16-month-old Baltimore boy’s 2021 ‘questionable death’ was a homicide, police say

Baltimore Police are investigating after an autopsy earlier this month showed that the death of 16-month-old boy in 2021 was a homicide.

Austin Nolan Hammond died Sept. 12, 2021, at his babysitter’s home, the boy’s mother said Tuesday.

“I got a call from the babysitters telling me to rush to the house,” said Ashley Hammond, who was at work when it happened. “And they just hung up.”

Southwest District police were summoned at about 9:40 a.m. to the 4300 block of Seminole Avenue for a report of an unresponsive baby, according to a Tuesday news release.

Ashley Hammond said she rushed to the house, where paramedics told her that the boy had died.

“I couldn’t go inside the babysitters’ house. Nothing. I couldn’t even see my son,” she said. Paramedics had tried but failed to resuscitate the child and pronounced him dead at the scene, police said.

The medical examiner’s office notified homicide detectives earlier this month “that the case had been upgraded from a questionable death to a homicide.” Ashley Hammond said she was overwhelmed Tuesday having learned the development.

“It’s been nine months since I buried Austin, and they’ve been giving me very little details of anything,” she said. “I didn’t know the autopsy report was completed until I saw it in the news article today.”

Austin Hammond was an intelligent baby who was already talking and calling her “mom” and his babysitters by name, she said.

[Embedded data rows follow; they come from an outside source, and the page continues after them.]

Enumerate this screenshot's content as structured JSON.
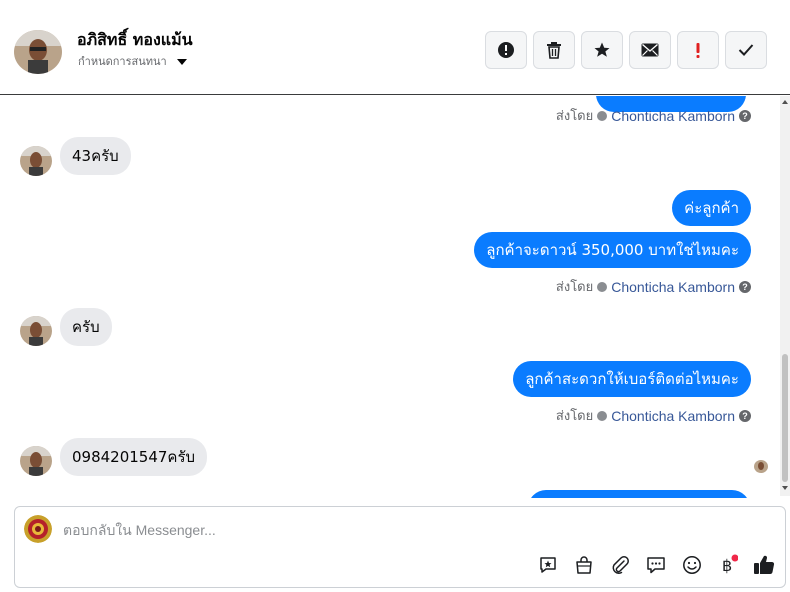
{
  "header": {
    "name": "อภิสิทธิ์ ทองแม้น",
    "subtitle": "กำหนดการสนทนา",
    "actions": [
      {
        "name": "spam-button",
        "icon": "exclamation-circle-icon"
      },
      {
        "name": "delete-button",
        "icon": "trash-icon"
      },
      {
        "name": "star-button",
        "icon": "star-icon"
      },
      {
        "name": "mark-unread-button",
        "icon": "envelope-icon"
      },
      {
        "name": "follow-up-button",
        "icon": "red-exclamation-icon"
      },
      {
        "name": "done-button",
        "icon": "check-icon"
      }
    ]
  },
  "messages": {
    "sent_by_label": "ส่งโดย",
    "agent_name": "Chonticha Kamborn",
    "in_1": "43ครับ",
    "out_1": "ค่ะลูกค้า",
    "out_2": "ลูกค้าจะดาวน์ 350,000 บาทใช่ไหมคะ",
    "in_2": "ครับ",
    "out_3": "ลูกค้าสะดวกให้เบอร์ติดต่อไหมคะ",
    "in_3": "0984201547ครับ"
  },
  "composer": {
    "placeholder": "ตอบกลับใน Messenger...",
    "tools": [
      "saved-reply-icon",
      "shopping-bag-icon",
      "paperclip-icon",
      "chat-bubble-icon",
      "emoji-icon",
      "baht-payment-icon",
      "like-thumb-icon"
    ]
  },
  "colors": {
    "outgoing_bubble": "#0a7cff",
    "incoming_bubble": "#e9eaed",
    "agent_link": "#385898",
    "alert_red": "#e02020",
    "notification_dot": "#f02849"
  }
}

“Austin was happy. He was playful. He loved everyone,” she said. “I used to always brag about him because of how different he was from my daughter. My daughter was so clingy to me. She didn’t want to go to anyone. Austin was the complete opposite.”

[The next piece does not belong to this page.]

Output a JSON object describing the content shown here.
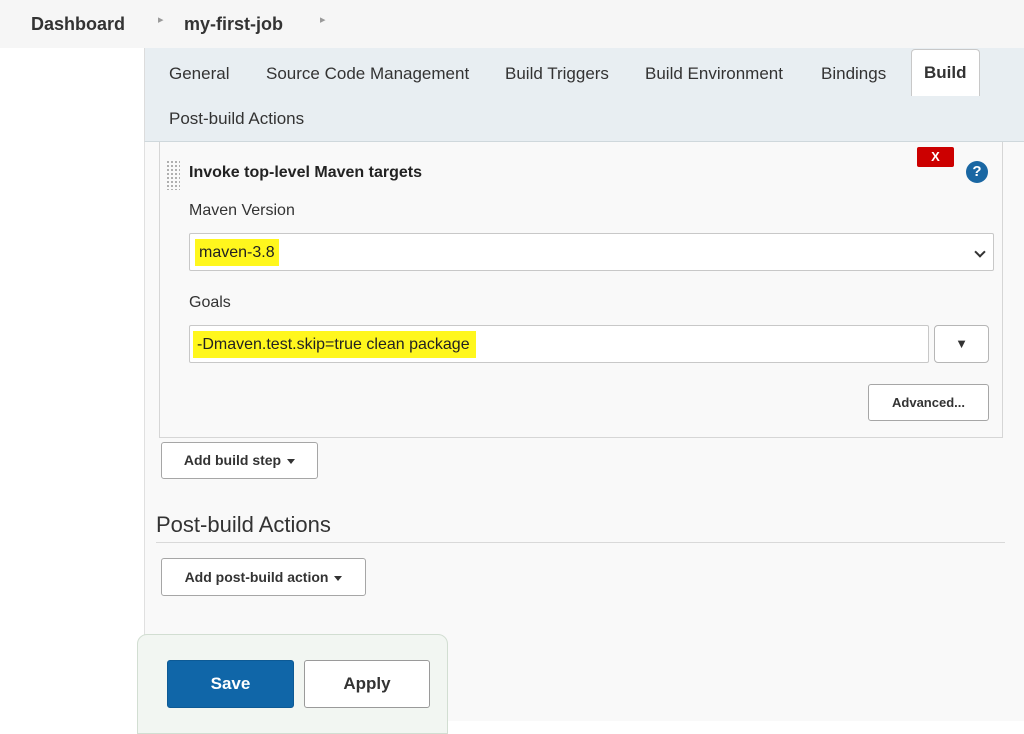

She said the babysitters were like family and that she’d known them for 15 years; she’d been a close friend of their daughter’s since she was a teenager.

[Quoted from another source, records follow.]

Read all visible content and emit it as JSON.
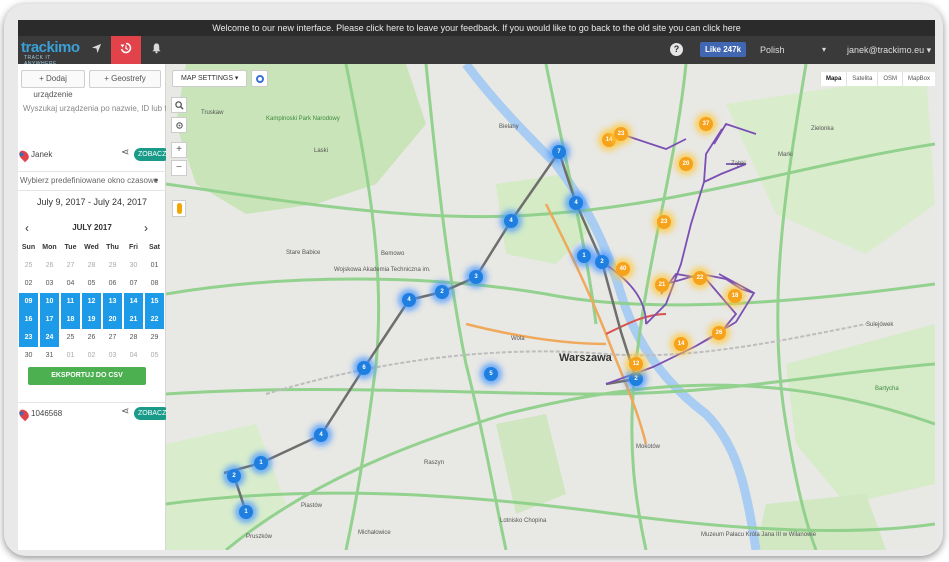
{
  "banner": {
    "text": "Welcome to our new interface. Please click here to leave your feedback. If you would like to go back to the old site you can click here"
  },
  "header": {
    "logo_text": "trackimo",
    "logo_sub": "TRACK IT ANYWHERE",
    "nav_icons": [
      "location-arrow-icon",
      "history-icon",
      "bell-icon"
    ],
    "help_label": "?",
    "facebook_like_label": "Like 247k",
    "language": "Polish",
    "user": "janek@trackimo.eu ▾",
    "accent_color": "#e2434b",
    "bar_color": "#3a3a3a"
  },
  "sidebar": {
    "add_device_label": "+ Dodaj urządzenie",
    "geofence_label": "+ Geostrefy",
    "search_hint": "Wyszukaj urządzenia po nazwie, ID lub tagu",
    "devices": [
      {
        "name": "Janek",
        "zoom_label": "ZOBACZ"
      },
      {
        "name": "1046568",
        "zoom_label": "ZOBACZ"
      }
    ],
    "preset_placeholder": "Wybierz predefiniowane okno czasowe",
    "date_range": "July 9, 2017 - July 24, 2017",
    "calendar": {
      "month": "JULY 2017",
      "prev": "‹",
      "next": "›",
      "weekdays": [
        "Sun",
        "Mon",
        "Tue",
        "Wed",
        "Thu",
        "Fri",
        "Sat"
      ],
      "weeks": [
        [
          "25",
          "26",
          "27",
          "28",
          "29",
          "30",
          "01"
        ],
        [
          "02",
          "03",
          "04",
          "05",
          "06",
          "07",
          "08"
        ],
        [
          "09",
          "10",
          "11",
          "12",
          "13",
          "14",
          "15"
        ],
        [
          "16",
          "17",
          "18",
          "19",
          "20",
          "21",
          "22"
        ],
        [
          "23",
          "24",
          "25",
          "26",
          "27",
          "28",
          "29"
        ],
        [
          "30",
          "31",
          "01",
          "02",
          "03",
          "04",
          "05"
        ]
      ],
      "selected_from": "09",
      "selected_to": "24",
      "selection_color": "#1e9be8"
    },
    "export_label": "EKSPORTUJ DO CSV",
    "export_color": "#4caf50"
  },
  "map": {
    "settings_label": "MAP SETTINGS ▾",
    "types": [
      "Mapa",
      "Satelita",
      "OSM",
      "MapBox"
    ],
    "active_type": "Mapa",
    "zoom_in": "+",
    "zoom_out": "−",
    "city_label": "Warszawa",
    "labels": [
      "Truskaw",
      "Kampinoski Park Narodowy",
      "Laski",
      "Bemowo",
      "Wojskowa Akademia Techniczna im.",
      "Stare Babice",
      "Zielonka",
      "Marki",
      "Ząbki",
      "Sulejówek",
      "Bartycha",
      "Piastów",
      "Pruszków",
      "Muzeum Pałacu Króla Jana III w Wilanowie",
      "Lotnisko Chopina",
      "Michałowice",
      "Raszyn",
      "Mokotów",
      "Wola",
      "Bielany"
    ],
    "route_colors": {
      "route": "#7b4fb3",
      "blue_marker": "#1f7fe0",
      "orange_marker": "#f6a21b"
    },
    "blue_markers": [
      "2",
      "1",
      "4",
      "6",
      "4",
      "2",
      "3",
      "4",
      "7",
      "4",
      "2",
      "1",
      "2",
      "1",
      "5"
    ],
    "orange_markers": [
      "14",
      "37",
      "20",
      "23",
      "40",
      "21",
      "22",
      "18",
      "26",
      "14",
      "12",
      "23"
    ]
  }
}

“Austin loved his babysitters so much. It would be times when he jumped out of my arms to be with them,” she said. “He would happily knock on their door when [I was] dropping him off to them.”

Ashley Hammond said all she and her family can do is wait for answers with no one held accountable for her son’s death.

“He just had so much life to live, and it was just short. It was cut, and his family, his entire family adores time. And we all really miss him,” she said.

In March, a federal team helped clear a backlog of between 200 and 300 cases that had piled up in the overwhelmed Maryland Office of the Chief Medical Examiner, which is located in Baltimore.